# Image Digital Human Video Synthesis
Create Image Digital Human Video Synthesis Task
# Feature Introduction
Image Digital Human: One image, one audio clip, instantly transformed into a professional talking-head video.
Ultra-Simple Creation: Simply upload an image and audio, and AI automatically generates a dynamic video with precise lip-sync and audio-visual synchronization — zero barriers to operation;
Professional Audio-Visual Quality: Supports generating up to 3-minute 720P HD videos, with lip-sync coverage across multiple languages and complex scenarios such as rap;
Vivid Performance: Based on proprietary lip-sync driving technology, expressions, eye movements, and body gestures can be flexibly controlled via prompts for a more engaging performance;
Broad Compatibility: Perfectly drives real human, cartoon, animal, and other types of avatars, easily handling e-commerce, education, media, marketing, and other full-scenario needs. Future versions will support multi-character lip-sync matching.
# API Reference
# Create Image Digital Human Video Synthesis Task
# API Description
Invokes algorithmic capabilities based on the content uploaded by the user for video synthesis, ultimately returning an MP4 video file for user download. The PaaS platform supports 7-day online storage; timely transfer is required, as generated content will no longer be available for download after 7 days.
# Request URL
POST
/api/2dvh/v1/material/single/image/video/create
# Request Headers
Content-Type:
application/json
# Request Parameters
| Field | Type | Required | Description |
|---|---|---|---|
videoName | String | True | Video name |
thumbnailUrl | String | False | Thumbnail URL |
param | String | True | Correct param information must be passed in to create a single-image digital human video synthesis task, including various video synthesis parameters (this parameter is a JSON-escaped string) |
# Request Example
{
"videoName": "xxx",
"param": "{\"imageUrl\":\"https://cdn.example.com/photo.png\",\"audioUrl\":\"https://cdn.example.com/sound.mp3\",\"duration\":10,\"prompt\":\"夏日海滩场景 | Summer beach scene\",\"isNewAvatar\":false,\"avatarId\":15342352346}"
}
# Response Elements
| Field | Type | Required | Description |
|---|---|---|---|
code | Integer | True | 0 - Success, Other - Error |
message | String | True | Error details |
data | Integer | False | Task ID |
# Response Example
{
"code": 0,
"message": "success",
"data": 1
}
# JSON Parameter Description
| Name | Type | Example | Required | Description |
|---|---|---|---|---|
| imageUrl | String | "" | Yes | Image download URL. It is recommended to use a 16:9 image as input; otherwise, default parameters will crop the image accordingly.
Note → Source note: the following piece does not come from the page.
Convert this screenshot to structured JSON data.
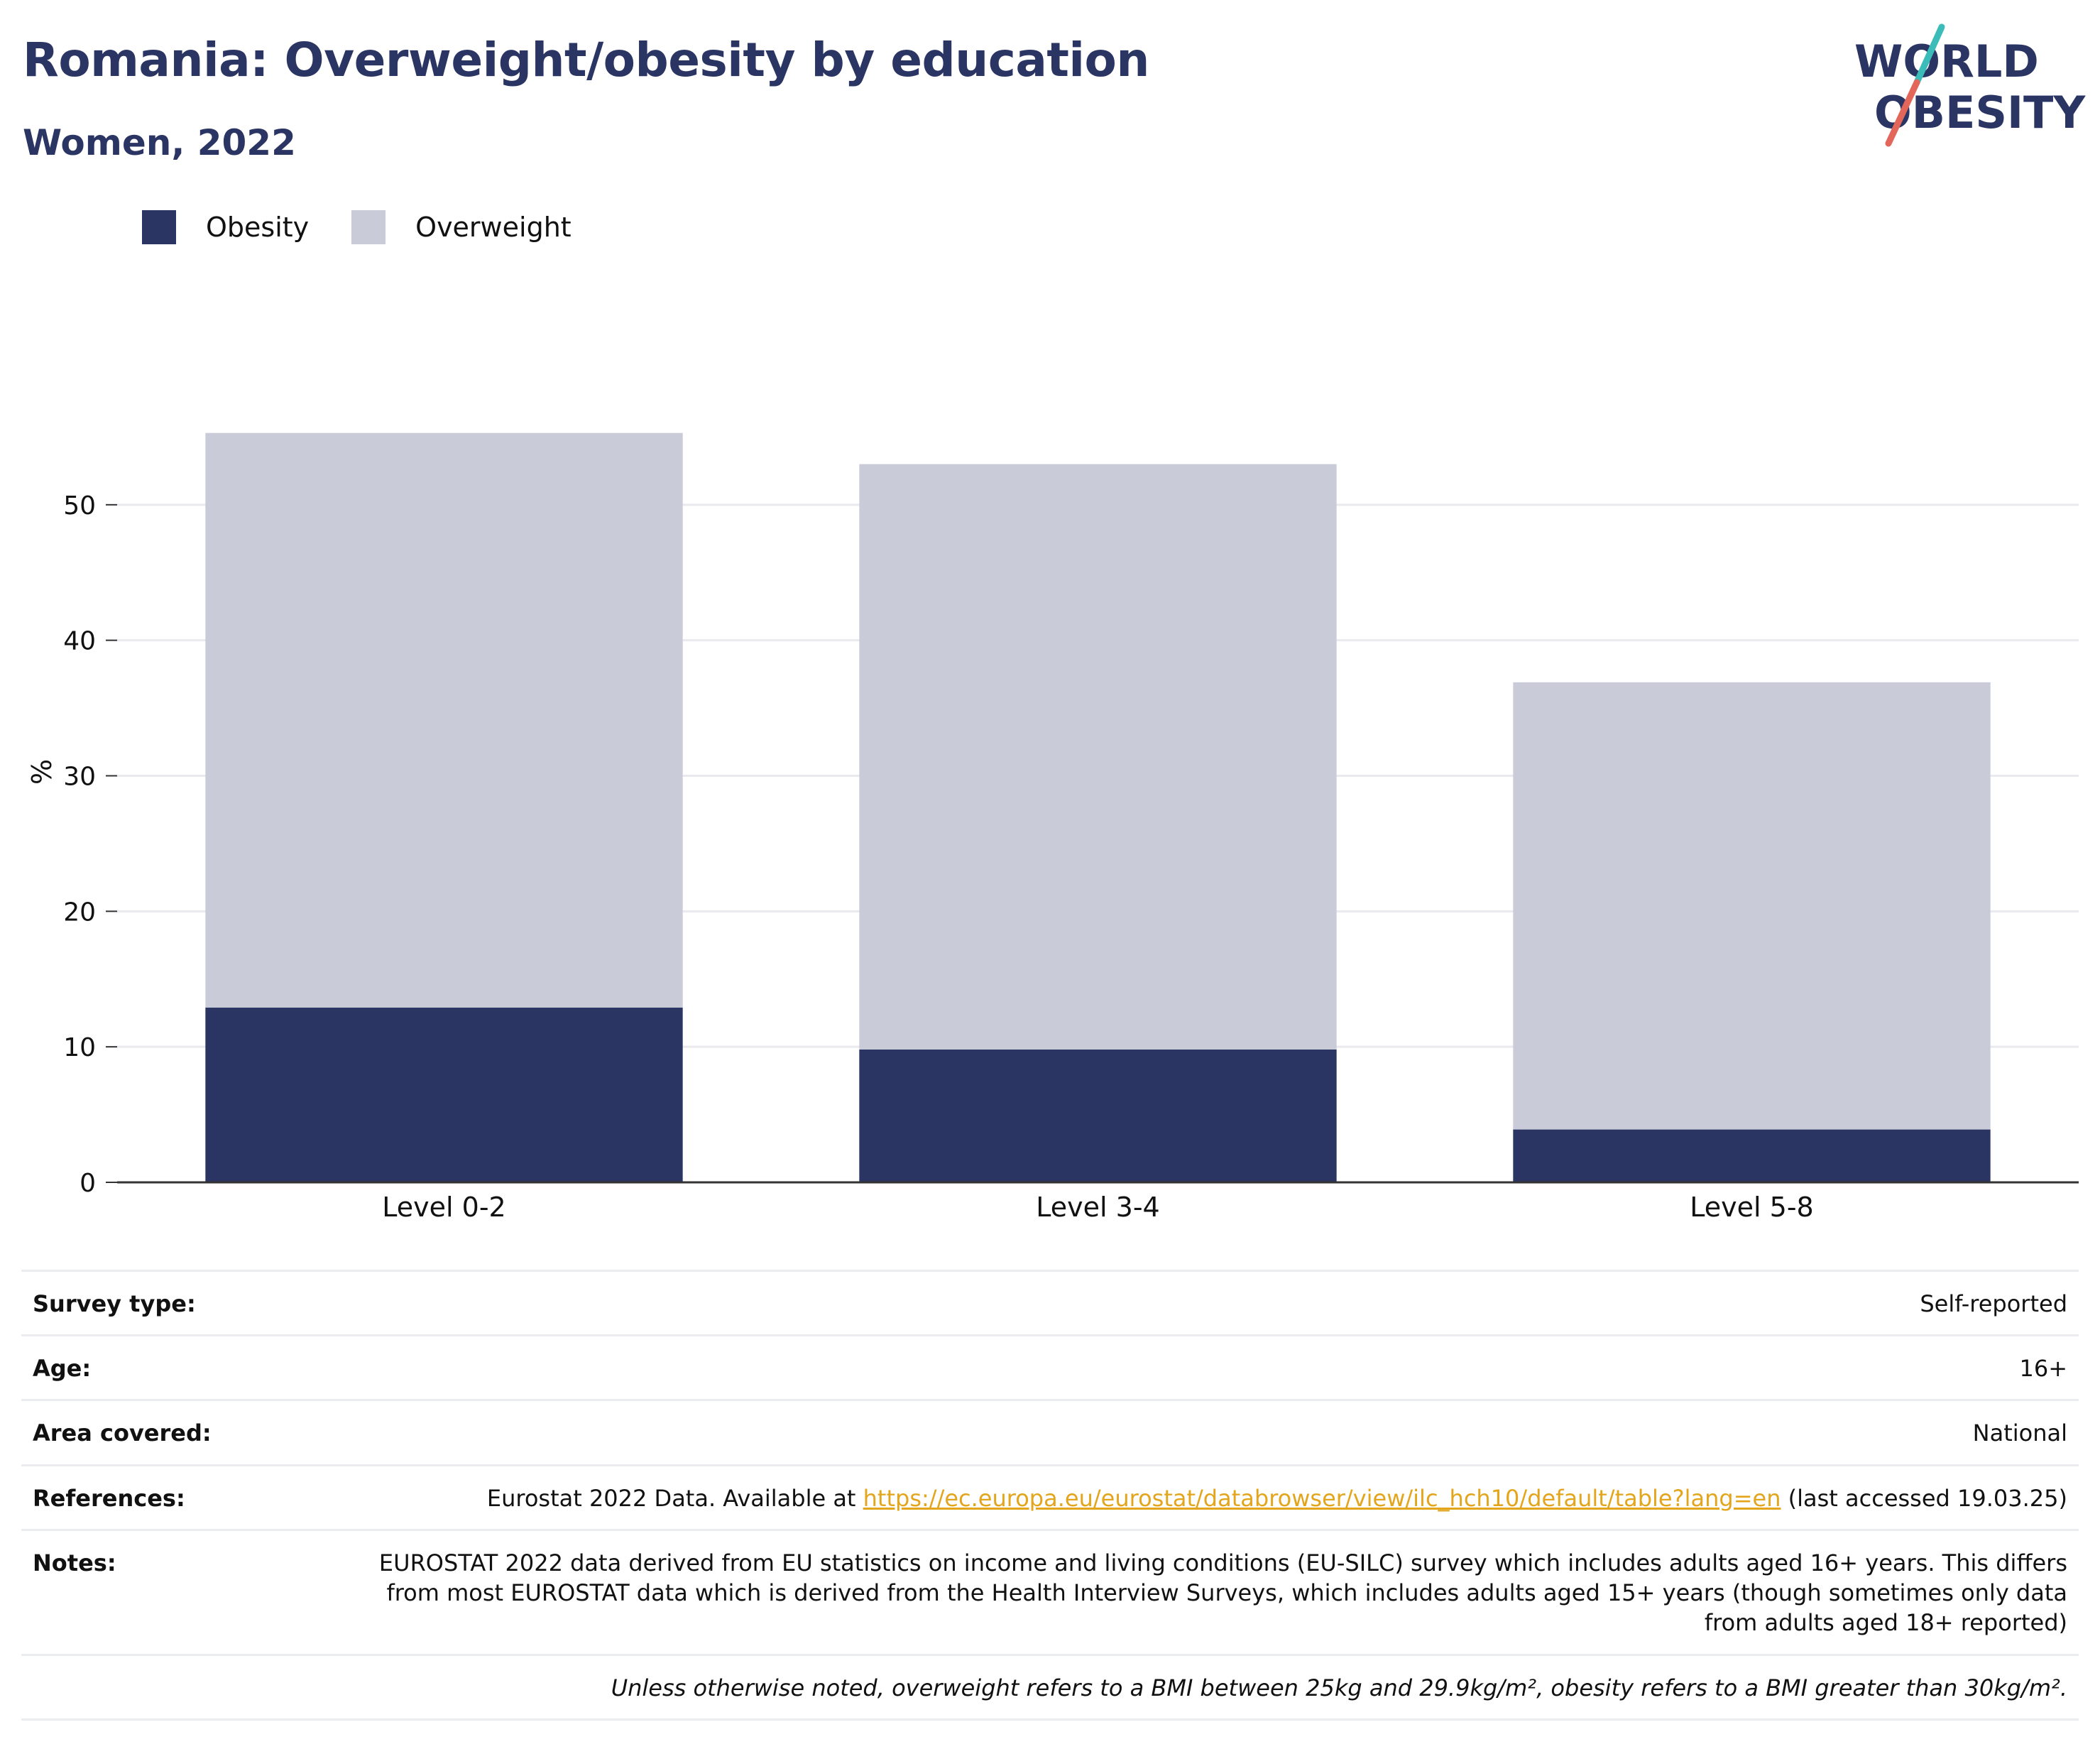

To output at the original image resolution, use the resizeMode parameter to adjust. |
| audioUrl | String | "" | Yes | Audio file download URL |
| duration | Number | 10 | Yes | Video duration (unit: seconds) |
| resizeMode | String | "adaptive" | No | adaptive: Non-standard aspect ratio images will be cropped by default before outputting the video; fixedMinSide: Outputs the video maintaining the original image aspect ratio (note: in this mode, the input image aspect ratio must be less than 1:3) |
| prompt | String | 8 | No | Prompt text |
| watermark | Object | No | Video watermark | |
| show | Boolean | True | Yes | Whether to display video watermark |
| content | String | "Test" | No | Video watermark content. If enabled but content is not provided, it will be auto-filled. |
{
"imageUrl": "https://cdn.example.com/photo.png",
"audioUrl": "https://cdn.example.com/sound.mp3",
"duration": 10,
"prompt": "夏日海滩场景 | Summer beach scene"
}
The above covers all video synthesis capabilities provided by the platform.
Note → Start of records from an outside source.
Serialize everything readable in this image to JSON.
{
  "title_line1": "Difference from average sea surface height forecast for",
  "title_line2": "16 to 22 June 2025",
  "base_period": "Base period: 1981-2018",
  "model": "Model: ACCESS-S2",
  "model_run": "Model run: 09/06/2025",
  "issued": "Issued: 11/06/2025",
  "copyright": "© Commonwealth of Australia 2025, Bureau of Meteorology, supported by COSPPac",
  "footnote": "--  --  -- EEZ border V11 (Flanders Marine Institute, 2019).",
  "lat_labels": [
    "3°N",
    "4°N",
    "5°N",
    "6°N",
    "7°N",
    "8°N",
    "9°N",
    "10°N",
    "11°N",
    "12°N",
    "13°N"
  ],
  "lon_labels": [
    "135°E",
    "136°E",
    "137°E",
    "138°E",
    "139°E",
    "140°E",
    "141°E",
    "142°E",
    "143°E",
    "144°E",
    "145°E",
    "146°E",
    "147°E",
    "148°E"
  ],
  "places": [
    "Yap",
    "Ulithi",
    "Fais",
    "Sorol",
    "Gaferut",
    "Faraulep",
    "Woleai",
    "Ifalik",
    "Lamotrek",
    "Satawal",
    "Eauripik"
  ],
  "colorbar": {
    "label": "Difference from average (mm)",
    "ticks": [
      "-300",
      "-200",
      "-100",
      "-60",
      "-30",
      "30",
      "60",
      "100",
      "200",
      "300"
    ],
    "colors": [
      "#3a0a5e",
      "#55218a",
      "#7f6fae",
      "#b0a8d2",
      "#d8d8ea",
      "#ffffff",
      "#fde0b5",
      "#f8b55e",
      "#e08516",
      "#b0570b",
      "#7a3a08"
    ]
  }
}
# Using Image Digital Human via the RuYing PaaS Console
# (1) Log in to the console, navigate to "Video Synthesis" - "Image Digital Human" page, and click "Image Digital Human Video Synthesis";

# (2) Enter the task name, upload an audio clip and an image, select the desired image digital human duration, and click "Confirm" to create the image digital human task;

# (3) On the current task page, you can view the task status. Once completed, you can check the output video.
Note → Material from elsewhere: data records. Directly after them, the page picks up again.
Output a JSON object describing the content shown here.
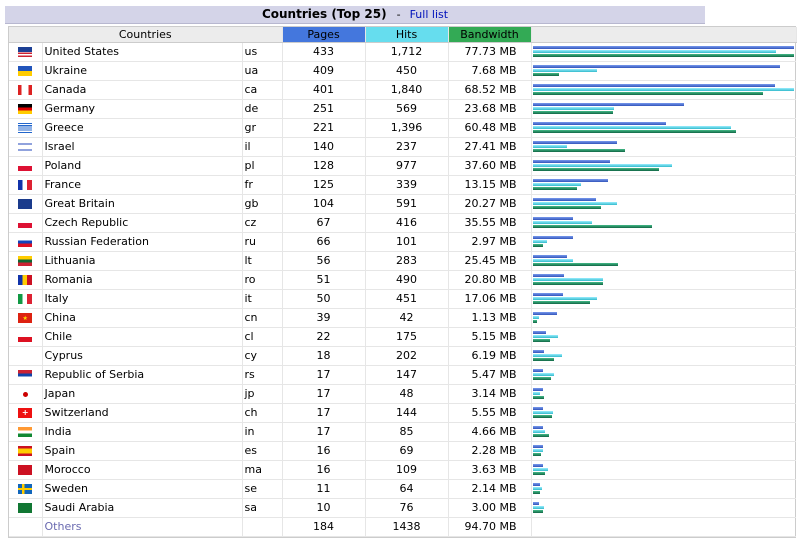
{
  "header": {
    "title": "Countries (Top 25)",
    "separator": "-",
    "full_list_link": "Full list"
  },
  "columns": {
    "countries": "Countries",
    "pages": "Pages",
    "hits": "Hits",
    "bandwidth": "Bandwidth"
  },
  "colors": {
    "pages": "#4477dd",
    "hits": "#66ddee",
    "bandwidth": "#33aa55"
  },
  "max": {
    "pages": 433,
    "hits": 1840,
    "bandwidth": 77.73
  },
  "rows": [
    {
      "flag": "us-flag-icon",
      "name": "United States",
      "code": "us",
      "pages": "433",
      "hits": "1,712",
      "bandwidth": "77.73 MB",
      "p": 433,
      "h": 1712,
      "b": 77.73
    },
    {
      "flag": "ua-flag-icon",
      "name": "Ukraine",
      "code": "ua",
      "pages": "409",
      "hits": "450",
      "bandwidth": "7.68 MB",
      "p": 409,
      "h": 450,
      "b": 7.68
    },
    {
      "flag": "ca-flag-icon",
      "name": "Canada",
      "code": "ca",
      "pages": "401",
      "hits": "1,840",
      "bandwidth": "68.52 MB",
      "p": 401,
      "h": 1840,
      "b": 68.52
    },
    {
      "flag": "de-flag-icon",
      "name": "Germany",
      "code": "de",
      "pages": "251",
      "hits": "569",
      "bandwidth": "23.68 MB",
      "p": 251,
      "h": 569,
      "b": 23.68
    },
    {
      "flag": "gr-flag-icon",
      "name": "Greece",
      "code": "gr",
      "pages": "221",
      "hits": "1,396",
      "bandwidth": "60.48 MB",
      "p": 221,
      "h": 1396,
      "b": 60.48
    },
    {
      "flag": "il-flag-icon",
      "name": "Israel",
      "code": "il",
      "pages": "140",
      "hits": "237",
      "bandwidth": "27.41 MB",
      "p": 140,
      "h": 237,
      "b": 27.41
    },
    {
      "flag": "pl-flag-icon",
      "name": "Poland",
      "code": "pl",
      "pages": "128",
      "hits": "977",
      "bandwidth": "37.60 MB",
      "p": 128,
      "h": 977,
      "b": 37.6
    },
    {
      "flag": "fr-flag-icon",
      "name": "France",
      "code": "fr",
      "pages": "125",
      "hits": "339",
      "bandwidth": "13.15 MB",
      "p": 125,
      "h": 339,
      "b": 13.15
    },
    {
      "flag": "gb-flag-icon",
      "name": "Great Britain",
      "code": "gb",
      "pages": "104",
      "hits": "591",
      "bandwidth": "20.27 MB",
      "p": 104,
      "h": 591,
      "b": 20.27
    },
    {
      "flag": "cz-flag-icon",
      "name": "Czech Republic",
      "code": "cz",
      "pages": "67",
      "hits": "416",
      "bandwidth": "35.55 MB",
      "p": 67,
      "h": 416,
      "b": 35.55
    },
    {
      "flag": "ru-flag-icon",
      "name": "Russian Federation",
      "code": "ru",
      "pages": "66",
      "hits": "101",
      "bandwidth": "2.97 MB",
      "p": 66,
      "h": 101,
      "b": 2.97
    },
    {
      "flag": "lt-flag-icon",
      "name": "Lithuania",
      "code": "lt",
      "pages": "56",
      "hits": "283",
      "bandwidth": "25.45 MB",
      "p": 56,
      "h": 283,
      "b": 25.45
    },
    {
      "flag": "ro-flag-icon",
      "name": "Romania",
      "code": "ro",
      "pages": "51",
      "hits": "490",
      "bandwidth": "20.80 MB",
      "p": 51,
      "h": 490,
      "b": 20.8
    },
    {
      "flag": "it-flag-icon",
      "name": "Italy",
      "code": "it",
      "pages": "50",
      "hits": "451",
      "bandwidth": "17.06 MB",
      "p": 50,
      "h": 451,
      "b": 17.06
    },
    {
      "flag": "cn-flag-icon",
      "name": "China",
      "code": "cn",
      "pages": "39",
      "hits": "42",
      "bandwidth": "1.13 MB",
      "p": 39,
      "h": 42,
      "b": 1.13
    },
    {
      "flag": "cl-flag-icon",
      "name": "Chile",
      "code": "cl",
      "pages": "22",
      "hits": "175",
      "bandwidth": "5.15 MB",
      "p": 22,
      "h": 175,
      "b": 5.15
    },
    {
      "flag": "cy-flag-icon",
      "name": "Cyprus",
      "code": "cy",
      "pages": "18",
      "hits": "202",
      "bandwidth": "6.19 MB",
      "p": 18,
      "h": 202,
      "b": 6.19
    },
    {
      "flag": "rs-flag-icon",
      "name": "Republic of Serbia",
      "code": "rs",
      "pages": "17",
      "hits": "147",
      "bandwidth": "5.47 MB",
      "p": 17,
      "h": 147,
      "b": 5.47
    },
    {
      "flag": "jp-flag-icon",
      "name": "Japan",
      "code": "jp",
      "pages": "17",
      "hits": "48",
      "bandwidth": "3.14 MB",
      "p": 17,
      "h": 48,
      "b": 3.14
    },
    {
      "flag": "ch-flag-icon",
      "name": "Switzerland",
      "code": "ch",
      "pages": "17",
      "hits": "144",
      "bandwidth": "5.55 MB",
      "p": 17,
      "h": 144,
      "b": 5.55
    },
    {
      "flag": "in-flag-icon",
      "name": "India",
      "code": "in",
      "pages": "17",
      "hits": "85",
      "bandwidth": "4.66 MB",
      "p": 17,
      "h": 85,
      "b": 4.66
    },
    {
      "flag": "es-flag-icon",
      "name": "Spain",
      "code": "es",
      "pages": "16",
      "hits": "69",
      "bandwidth": "2.28 MB",
      "p": 16,
      "h": 69,
      "b": 2.28
    },
    {
      "flag": "ma-flag-icon",
      "name": "Morocco",
      "code": "ma",
      "pages": "16",
      "hits": "109",
      "bandwidth": "3.63 MB",
      "p": 16,
      "h": 109,
      "b": 3.63
    },
    {
      "flag": "se-flag-icon",
      "name": "Sweden",
      "code": "se",
      "pages": "11",
      "hits": "64",
      "bandwidth": "2.14 MB",
      "p": 11,
      "h": 64,
      "b": 2.14
    },
    {
      "flag": "sa-flag-icon",
      "name": "Saudi Arabia",
      "code": "sa",
      "pages": "10",
      "hits": "76",
      "bandwidth": "3.00 MB",
      "p": 10,
      "h": 76,
      "b": 3.0
    }
  ],
  "others": {
    "name": "Others",
    "pages": "184",
    "hits": "1438",
    "bandwidth": "94.70 MB"
  }
}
# Generating Audio from Text
Since direct text-to-image-digital-human-video output is not yet supported, you can first generate audio from text and then create the image digital human. The specific method is:
Navigate to "Voice Synthesis" - "Voice Synthesis" page, select the speaker ID, enter the corresponding text, and click "Synthesize" to output the corresponding audio.